Navigating Joint Tenancies and Rent Repayment Orders

122 Widdenham Road, London N7 9SQ (LON/00AU/HMF/2025/0753) concerned an application for a Rent Repayment Order (RRO) brought by several tenants against their landlord for failing to licence their HMO. In an earlier decision, the Tribunal had already determined that the offence was made out and that the appropriate repayment would be 40% of the rent paid. So far, so simple.
The complexity arose when the Tribunal flagged that the tenancy was a joint tenancy and that not all of the tenants were parties to this claim (and, indeed, the identities of some of the Defendants had changed over this period).
The Tribunal therefore sought submissions on whether all tenants must be parties to the application. By this time, the 12‑month statutory limitation period had expired, meaning the remaining joint tenants could not be added to the proceedings.
The decision
The Tribunal considered Marcus v Kwok [2024] UKUT 219 (LC), where one joint tenant recovered the rent they had paid. However, the Tribunal noted that the question of whether the other joint tenant was required to be a party to the application was not addressed. The Tribunal also considered Opara v Olasemo [2020] UKUT 96 (LC). There, the question was whether the HMO offence was made out. The FTT found that other ‘tenants’, who were not applicants and were not called to give evidence, did not occupy the property as their only or main home. The Upper Tribunal overturned this finding, saying there was sufficient evidence to be satisfied that this requirement was met beyond reasonable doubt. Again, the question of whether all tenants needed to be applicants was not raised.
The Tribunal in 122 Widdenahm Road therefore found they were not bound by authority on this point. They held that an RRO is a civil remedy and drew from CPR Pt.19 to hold that all parties entitled to a civil remedy need to be a party to proceedings. The Tribunal therefore held that it did not have jurisdiction to make an RRO and dismissed the claim.
Comment
If correct, this decision represents a significant procedural bar to RRO applications in the case of joint tenancies. It can often be difficult for all tenants to agree to bring an application, particularly where some, or all, tenants have left the property. Many such cases may involve the most vulnerable tenants, for instance, those on housing benefits renting, as described in Opara, “cheap rooms”. Given the upcoming doubling of the maximum rent repayment in the Renters’ Rights Act 2025, the sums of money at play are going to be more significant.

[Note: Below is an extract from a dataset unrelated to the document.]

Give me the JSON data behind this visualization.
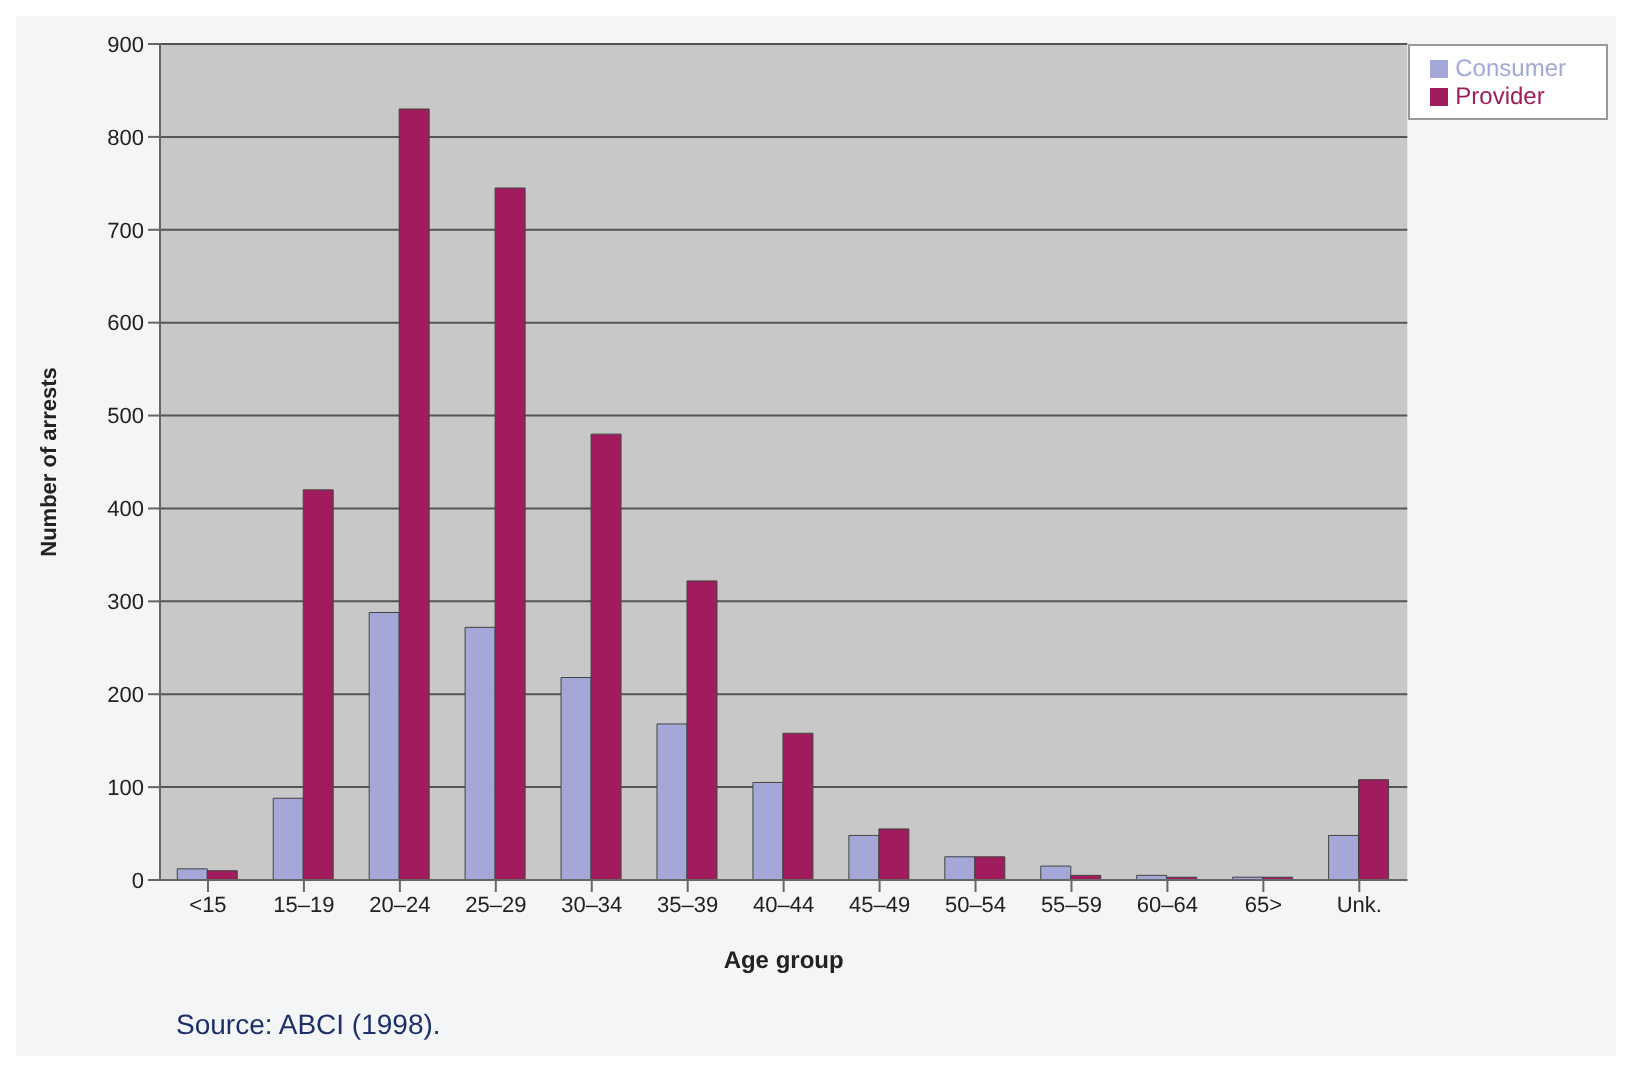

The decision also apparently stands at odds with Upper Tribunal authority. Whilst it is correct that the authorities cited did not directly address this issue, this latest decision seems hard to square with the consistent rulings from the Upper Tribunal that a tenant can only recover the rent they themselves paid. Indeed, in Moreira & Ors v Morrison & Anor [2023] UKUT 233 (LC), 3 of 5 joint tenants attempted to recover the full amount of the rent on the basis that they were jointly and severally liable to have paid the full amount. This was rejected, and their recovery was limited to the rent that they had in fact paid.
With respect to the Tribunal in the 122 Widdenham Road case, this line of caselaw appears to contradict its reasoning at [15], as the claim was not for repayment of joint payment by the tenants, but a claim for repayment of the rent paid by each individual applicant to proceedings. It is for the tenants to prove the amount of rent that they paid in a given case.
Landlords will, quite fairly, point to the risk of having to face multiple claims for the same property and inconsistent decisions. However, both concerns appear to be resolvable within the existing framework. Applicants must prove the rent they paid, the landlord will be a party to all claims, and Tribunal decisions are all published, meaning the risk of inconsistent decisions (and therefore landlords having to pay more than the rent actually paid) should be minimal. Likewise, if tenants bring separate applications at the same time, these can be case-managed as a single claim by the Tribunal (r.6(3)(b) of the Tribunal Rules). If brought at different times, the previous decisions being available would hopefully result in subsequent claims being easy to resolve quickly.
It is understood that an appeal is likely. Given the tension between this decision and earlier UKUT decisions, and the increasing importance of RROs under the Renters Rights Act, clarity is certainly required. In the meantime, tenants would be well advised to ensure all joint tenants are parties to an application, particularly when the 12-month limitation period may soon expire.